Le numéro deux du NSDAP, Strasser, théoricien du nazisme et efficace organisateur du parti, était alors aussi charismatique que Hitler ; il menace de quitter le parti pour s’allier avec la droite et démissionne de toutes ses responsabilités au sein du parti nazi le 8 décembre 1932. De nombreux cadres du parti sont prêts à le suivre et à désavouer la stratégie hitlérienne. Il s’en faut de peu que le parti n’explose. C’est dire que l’arrivée de Hitler au pouvoir n’a rien d’irrésistible !
En réalité, les nazis ont été appelés au pouvoir par une droite aux abois, en plein désastre électoral, du fait des échecs de leurs politiques économiques successives.

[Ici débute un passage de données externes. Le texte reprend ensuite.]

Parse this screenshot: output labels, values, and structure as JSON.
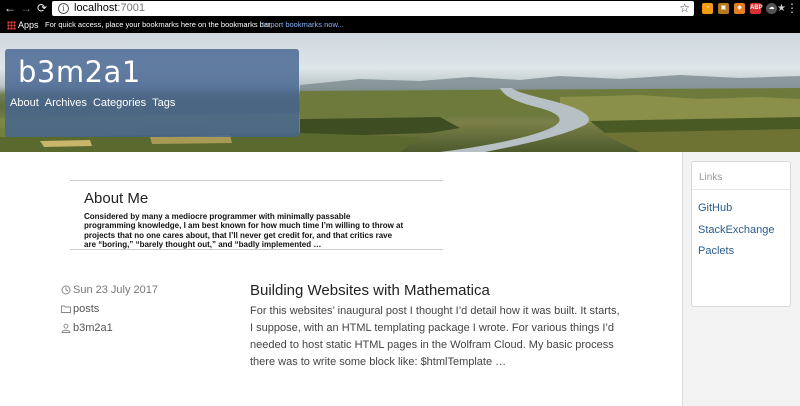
{
  "browser": {
    "url_host": "localhost",
    "url_port": ":7001",
    "bookmarks": {
      "apps_label": "Apps",
      "hint": "For quick access, place your bookmarks here on the bookmarks bar.",
      "import_link": "Import bookmarks now..."
    },
    "extensions": [
      {
        "name": "rss-icon",
        "color": "#f39c12"
      },
      {
        "name": "extension-icon",
        "color": "#c0392b"
      },
      {
        "name": "extension-icon",
        "color": "#e67e22"
      },
      {
        "name": "adblock-icon",
        "color": "#d63031"
      },
      {
        "name": "cloud-icon",
        "color": "#7f8c8d"
      },
      {
        "name": "bookmark-star-icon",
        "color": "#95a5a6"
      }
    ]
  },
  "site": {
    "title": "b3m2a1",
    "nav": [
      "About",
      "Archives",
      "Categories",
      "Tags"
    ]
  },
  "about": {
    "title": "About Me",
    "text": "Considered by many a mediocre programmer with minimally passable programming knowledge, I am best known for how much time I’m willing to throw at projects that no one cares about, that I’ll never get credit for, and that critics rave are “boring,” “barely thought out,” and “badly implemented …"
  },
  "post": {
    "date": "Sun 23 July 2017",
    "category": "posts",
    "author": "b3m2a1",
    "title": "Building Websites with Mathematica",
    "excerpt": "For this websites’ inaugural post I thought I’d detail how it was built. It starts, I suppose, with an HTML templating package I wrote. For various things I’d needed to host static HTML pages in the Wolfram Cloud. My basic process there was to write some block like: $htmlTemplate …"
  },
  "sidebar": {
    "heading": "Links",
    "links": [
      "GitHub",
      "StackExchange",
      "Paclets"
    ]
  }
}
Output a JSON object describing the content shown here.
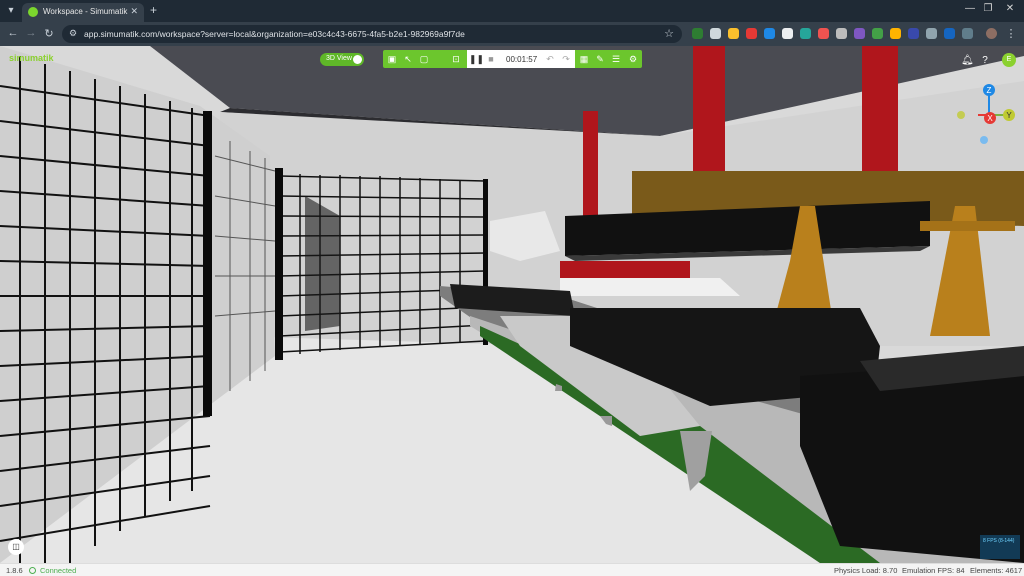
{
  "browser": {
    "tab_title": "Workspace - Simumatik",
    "url": "app.simumatik.com/workspace?server=local&organization=e03c4c43-6675-4fa5-b2e1-982969a9f7de",
    "tab_menu_icon": "chevron-down-icon",
    "new_tab_icon": "plus-icon",
    "window_controls": [
      "minimize-icon",
      "maximize-icon",
      "close-icon"
    ]
  },
  "app": {
    "logo": "simumatik",
    "view_mode_label": "3D View",
    "toolbar": {
      "timer": "00:01:57",
      "buttons_left": [
        "panel-icon",
        "cursor-icon",
        "frame-icon",
        "snap-icon"
      ],
      "playback": [
        "pause-icon",
        "stop-icon"
      ],
      "history": [
        "undo-icon",
        "redo-icon"
      ],
      "buttons_right": [
        "grid-icon",
        "pen-icon",
        "list-icon",
        "settings-icon"
      ]
    },
    "top_right_icons": [
      "notification-icon",
      "help-icon"
    ],
    "avatar_initial": "E",
    "gizmo": {
      "z": "Z",
      "x": "X",
      "y": "Y"
    },
    "fps_overlay": "8 FPS (8-144)"
  },
  "status": {
    "version": "1.8.6",
    "connection": "Connected",
    "physics_load": "Physics Load: 8.70",
    "emulation_fps": "Emulation FPS: 84",
    "elements": "Elements: 4617"
  },
  "colors": {
    "brand_green": "#6cc62d",
    "chrome_dark": "#1f2a35",
    "chrome_mid": "#35404b",
    "status_connected": "#4caf50"
  }
}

Comment la droite allemande a donné le pouvoir aux nazis
Vers la présidentialisation de la République
Le régime politique de l’Allemagne est, depuis la défaite de 1918 et l’effondrement de l’Empire, une République, dite « de Weimar » car c’est dans cette petite ville de Thuringe que sa constitution a été adoptée et proclamée. C’est un régime parlementaire, c’est-à-dire que le gouvernement, dirigé par le chancelier, est responsable devant le Parlement, mais avec un président élu au suffrage universel direct, ce qui lui donne une légitimité importante.
Or, après le social-démocrate Ebert (1919-1925), c’est la maréchal Paul von Hindenburg qui est élu président en 1925. Issu de la noblesse terrienne de Prusse, il est un nationaliste conservateur, peu versé dans les affaires politiques mais entouré d’un groupe de conseillers plus ou moins compétents mais tous issus des élites militaires ou économiques – groupe que l’on appelle la « Kamarilla » (ou la camarilla), c’est-àdire la « petite chambre » – par opposition à la « grande », l’Assemblée élue appelée Reichstag.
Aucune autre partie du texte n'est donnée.